Because the right to change or alter digital information is often restricted by law to the creator, it is important that digital repositories address the need to be able to work with and potentially modify digital objects to keep them accessible over time. Repositories should have written policies and agreements with depositors that specify and/or transfer certain rights to the repository enabling appropriate and necessary preservation actions to take place on the digital objects within the repository.

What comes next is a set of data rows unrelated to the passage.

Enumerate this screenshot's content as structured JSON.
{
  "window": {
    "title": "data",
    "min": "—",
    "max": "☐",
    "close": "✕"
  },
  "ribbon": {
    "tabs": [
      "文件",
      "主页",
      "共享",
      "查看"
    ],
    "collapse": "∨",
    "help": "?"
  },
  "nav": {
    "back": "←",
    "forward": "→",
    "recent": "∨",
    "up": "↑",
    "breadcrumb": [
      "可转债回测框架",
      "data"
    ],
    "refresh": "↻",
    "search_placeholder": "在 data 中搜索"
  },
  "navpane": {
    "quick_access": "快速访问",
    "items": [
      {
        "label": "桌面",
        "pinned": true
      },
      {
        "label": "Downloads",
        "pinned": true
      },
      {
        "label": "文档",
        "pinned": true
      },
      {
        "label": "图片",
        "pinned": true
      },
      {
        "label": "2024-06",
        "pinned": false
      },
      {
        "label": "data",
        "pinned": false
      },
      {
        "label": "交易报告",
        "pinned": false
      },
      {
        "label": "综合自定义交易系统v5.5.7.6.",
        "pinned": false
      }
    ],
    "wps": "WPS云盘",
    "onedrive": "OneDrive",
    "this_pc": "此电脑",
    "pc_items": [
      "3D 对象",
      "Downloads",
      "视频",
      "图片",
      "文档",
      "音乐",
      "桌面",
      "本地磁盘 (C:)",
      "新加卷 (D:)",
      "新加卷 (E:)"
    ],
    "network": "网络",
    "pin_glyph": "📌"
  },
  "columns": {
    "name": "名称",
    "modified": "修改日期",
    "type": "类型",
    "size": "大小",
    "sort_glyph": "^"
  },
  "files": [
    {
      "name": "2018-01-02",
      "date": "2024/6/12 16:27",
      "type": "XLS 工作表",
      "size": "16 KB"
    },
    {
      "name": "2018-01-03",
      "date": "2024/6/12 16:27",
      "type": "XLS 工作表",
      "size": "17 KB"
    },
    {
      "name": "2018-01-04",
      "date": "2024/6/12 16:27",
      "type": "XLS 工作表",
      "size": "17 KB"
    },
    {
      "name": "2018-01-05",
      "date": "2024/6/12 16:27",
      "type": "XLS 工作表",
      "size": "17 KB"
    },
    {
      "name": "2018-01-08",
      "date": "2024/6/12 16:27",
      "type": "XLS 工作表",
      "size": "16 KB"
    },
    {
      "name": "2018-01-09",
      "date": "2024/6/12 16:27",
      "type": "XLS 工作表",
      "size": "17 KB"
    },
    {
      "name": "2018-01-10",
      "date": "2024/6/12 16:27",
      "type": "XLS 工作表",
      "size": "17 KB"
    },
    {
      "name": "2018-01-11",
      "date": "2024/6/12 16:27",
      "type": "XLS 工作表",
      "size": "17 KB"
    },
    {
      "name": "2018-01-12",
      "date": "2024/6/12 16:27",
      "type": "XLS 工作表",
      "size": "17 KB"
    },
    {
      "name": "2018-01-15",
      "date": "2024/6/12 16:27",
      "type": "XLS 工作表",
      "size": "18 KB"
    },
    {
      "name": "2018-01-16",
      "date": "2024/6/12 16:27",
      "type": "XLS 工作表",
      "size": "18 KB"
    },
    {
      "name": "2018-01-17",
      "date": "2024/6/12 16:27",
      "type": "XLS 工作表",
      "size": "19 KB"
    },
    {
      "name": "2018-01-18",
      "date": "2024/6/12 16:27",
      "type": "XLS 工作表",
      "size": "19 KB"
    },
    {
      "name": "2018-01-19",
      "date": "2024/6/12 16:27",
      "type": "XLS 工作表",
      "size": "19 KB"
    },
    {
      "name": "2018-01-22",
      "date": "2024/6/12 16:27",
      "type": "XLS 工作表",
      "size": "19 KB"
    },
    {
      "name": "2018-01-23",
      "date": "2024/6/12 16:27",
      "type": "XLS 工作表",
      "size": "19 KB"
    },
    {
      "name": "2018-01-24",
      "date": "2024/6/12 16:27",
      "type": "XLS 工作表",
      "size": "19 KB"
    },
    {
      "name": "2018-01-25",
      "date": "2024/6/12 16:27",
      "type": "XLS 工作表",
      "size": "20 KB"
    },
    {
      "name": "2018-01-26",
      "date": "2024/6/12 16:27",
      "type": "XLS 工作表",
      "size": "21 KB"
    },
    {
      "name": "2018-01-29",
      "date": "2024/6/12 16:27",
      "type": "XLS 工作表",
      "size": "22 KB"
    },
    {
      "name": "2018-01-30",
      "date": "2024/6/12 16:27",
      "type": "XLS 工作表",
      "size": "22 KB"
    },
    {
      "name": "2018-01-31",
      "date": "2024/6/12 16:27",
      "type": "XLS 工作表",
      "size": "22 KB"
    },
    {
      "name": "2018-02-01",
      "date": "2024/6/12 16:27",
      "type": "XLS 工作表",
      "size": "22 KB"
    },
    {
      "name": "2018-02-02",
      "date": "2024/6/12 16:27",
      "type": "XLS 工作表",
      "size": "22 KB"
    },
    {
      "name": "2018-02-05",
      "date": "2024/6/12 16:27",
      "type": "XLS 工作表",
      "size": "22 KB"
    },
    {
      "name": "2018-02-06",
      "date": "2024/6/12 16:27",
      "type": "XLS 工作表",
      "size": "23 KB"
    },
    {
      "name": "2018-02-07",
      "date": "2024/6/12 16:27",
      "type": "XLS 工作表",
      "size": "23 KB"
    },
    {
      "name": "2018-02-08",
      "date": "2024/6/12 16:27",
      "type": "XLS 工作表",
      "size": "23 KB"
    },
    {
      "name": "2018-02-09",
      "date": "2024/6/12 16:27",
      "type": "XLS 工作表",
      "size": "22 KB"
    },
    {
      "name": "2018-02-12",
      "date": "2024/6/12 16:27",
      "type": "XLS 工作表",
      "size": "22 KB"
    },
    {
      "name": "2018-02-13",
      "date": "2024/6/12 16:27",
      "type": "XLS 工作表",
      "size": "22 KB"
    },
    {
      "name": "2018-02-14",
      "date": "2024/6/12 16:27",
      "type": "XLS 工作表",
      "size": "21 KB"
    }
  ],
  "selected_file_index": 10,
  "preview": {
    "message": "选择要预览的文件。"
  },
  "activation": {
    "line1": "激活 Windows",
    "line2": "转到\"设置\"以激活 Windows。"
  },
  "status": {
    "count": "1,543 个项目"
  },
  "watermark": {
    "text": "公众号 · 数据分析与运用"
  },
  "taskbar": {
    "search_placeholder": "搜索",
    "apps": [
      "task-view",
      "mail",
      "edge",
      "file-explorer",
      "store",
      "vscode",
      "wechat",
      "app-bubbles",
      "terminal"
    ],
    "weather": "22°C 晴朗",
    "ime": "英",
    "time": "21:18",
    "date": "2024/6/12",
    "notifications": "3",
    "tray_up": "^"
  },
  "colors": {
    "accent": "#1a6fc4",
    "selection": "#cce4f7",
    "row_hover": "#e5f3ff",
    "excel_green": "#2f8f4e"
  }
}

Because legal negotiations can take time, potentially slowing or preventing the ingest of digital objects at risk, a digital repository may take in or accept digital objects even with only minimal preservation rights using an open-ended agreement and address more detailed rights later. A repository’s rights must at least limit the repository’s liability or legal exposure that threatens the repository itself. A repository does not have sufficient control of the information if the repository itself is legally at risk.

Evidence: Deposit agreements; records schedule; digital preservation policies; records legislation and policies; service agreements.

ICPSR has a standard agreement that is uses for all deposits. This agreement grants ICPSR the non-exclusive right to replicate the content for preservation purposes and to deliver the content on our web site. This language resides inside of our Deposit Form web application.

This works very well for deposits that come from a known source, such as a government agency with whom we have an agreement to preserve and deliver content, or an individual researcher with whom we have been corresponding. In this case we have a good sense for who the depositor is, the role they play with regard to the data, and the mechanisms by which we can contact him/her.

Things become a bit messier what I will call a "drive-by deposit." This is an unsolicited, unexpected deposit, and in this case the depositor agrees to give us permission to make copies of the content for digital preservation purposes and to deliver the content via our web portal. That said, ICPSR does not require strong identities to execute a deposit, and so one could ask the question: How does ICPSR know that the depositor himself/herself has the authority to grant us rights to preserve and redistribute the content?